Machsom Watch – eine Organisation israelischer Frauen gegen die Besatzung und für Menschenrechte, die sich mit einem der härtesten Aspekte der Besatzung befasst – der Einschränkung der Bewegungsfreiheit der Palästinenser in den besetzten Gebieten.

 

Vier Millionen Palästinenser leben unter einer Schreckensherrschaft von Begrenzungen, beraubt jeglicher Rechte, nur nicht des Rechts, Angst zu haben. (Yitzchak Laor, "Haaretz", 8.8.2007)

 

Jerusalem-Betlehem. Liebe und Frieden

Als wir ankamen, waren Dutzende, zu Fuß und in Autobussen, bereits auf dem Weg zur Arbeit und andere warteten neben dem Checkpoint auf ihren Bus. Innerhalb von zwei Stunden passierten 1,600-1,800 Personen den Checkpoint. Fünf der zwölf Kontrollschalter waren geöffnet. Während der gesamten Zeit unserer Anwesenheit entstand kein Gedränge vor den Schaltern, denn die Soldaten im ersten Kontrollabschnitt, der vor unseren Augen verborgen ist, ließen jedes Mal nur eine begrenzte Zahl von Wartenden durch.

Was macht den Anblick der Schalter so unerträglich?

Es spielt keine Rolle, wie "effektiv" der Checkpoint arbeitet, eine Kette von Demütigungen ist untrennbar mit seinem Funktionieren verbunden.

Die Demütigung besteht darin, dass vierzig-, fünzig-, sechzigjährige Männer, die nur ihr tägliches Brot verdienen wollen, Morgen für Morgen gezwungen sind, eine halbe Stunde, eine Stunde, zwei Stunden in der Warteschlange zu stehen und der Willkür von jungen Männern und Frauen ausgeliefert sind, die ihre Kinder sein könnten.

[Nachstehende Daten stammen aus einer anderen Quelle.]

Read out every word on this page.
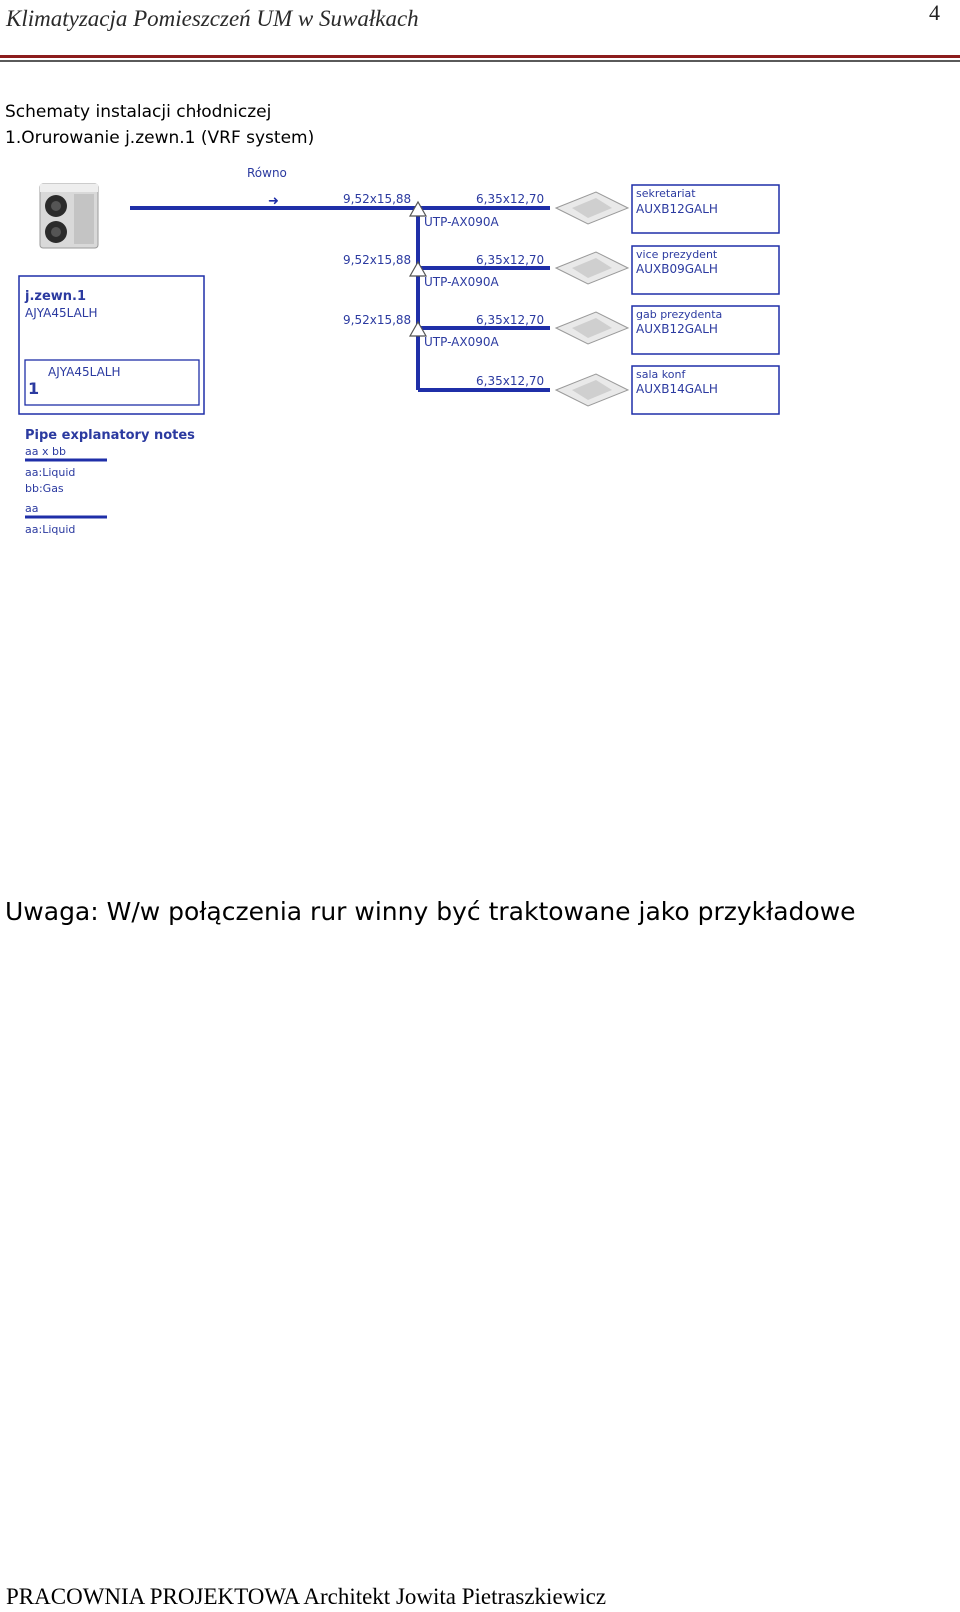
Klimatyzacja Pomieszczeń UM w Suwałkach	4
Schematy instalacji chłodniczej
1.Orurowanie j.zewn.1 (VRF system)
Równo
➜	9,52x15,88
9,52x15,88
9,52x15,88
6,35x12,70
6,35x12,70
6,35x12,70
6,35x12,70
UTP-AX090A
UTP-AX090A
UTP-AX090A
sekretariat
AUXB12GALH
vice prezydent
AUXB09GALH
gab prezydenta
AUXB12GALH
sala konf
AUXB14GALH
j.zewn.1
AJYA45LALH
AJYA45LALH
1
Pipe explanatory notes
aa x bb
aa:Liquid
bb:Gas
aa
aa:Liquid
Uwaga: W/w połączenia rur winny być traktowane jako przykładowe
PRACOWNIA PROJEKTOWA Architekt Jowita Pietraszkiewicz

Ihre Autorität beruht auf ihrer Uniform und ihrer Waffe und ermöglicht ihnen, den Checkpoint um 5 Uhr zu öffnen oder vielleicht erst um 5.30 und effektiv oder langsam zu arbeiten.

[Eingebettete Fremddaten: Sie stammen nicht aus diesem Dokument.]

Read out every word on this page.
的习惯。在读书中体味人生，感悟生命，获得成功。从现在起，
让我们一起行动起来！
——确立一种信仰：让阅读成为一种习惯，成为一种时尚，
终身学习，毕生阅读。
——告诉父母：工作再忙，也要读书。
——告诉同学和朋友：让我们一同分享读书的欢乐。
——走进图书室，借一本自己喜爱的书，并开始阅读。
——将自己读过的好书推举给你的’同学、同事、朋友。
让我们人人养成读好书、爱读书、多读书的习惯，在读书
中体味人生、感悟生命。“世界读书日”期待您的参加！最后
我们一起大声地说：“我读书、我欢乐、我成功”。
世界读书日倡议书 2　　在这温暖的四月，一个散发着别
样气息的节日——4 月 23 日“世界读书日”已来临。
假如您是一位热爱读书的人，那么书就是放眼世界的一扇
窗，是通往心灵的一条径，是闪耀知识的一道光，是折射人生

Die Demütigung besteht darin, dass sie zwischen den beiden Warteschlangen, zwischen Leibesvisitation und Überprüfung der Papiere, vor aller Augen ihre Gürtel neu zuschnallen müssen.

Die Demütigung besteht darin, dass sie eng aneinander gedrängt vor dem Glasschalter stehen, in dem in einem relativ großzügig bemessenen Raum der kontrollierende Soldat in einem bequemen Sessel sitzt, ein Getränk und Verpflegung neben sich.

Die Demütigung besteht darin, dass es keinen direkten Kontakt mit dem kontrollierenden Soldaten gibt. Die magnetische oder biometrische Karte muss ihm durch einen Schlitz zugeschoben werden, die Arbeitserlaubnis muss gegen das Fenster gepresst werden, so dass er sie von innen lesen kann.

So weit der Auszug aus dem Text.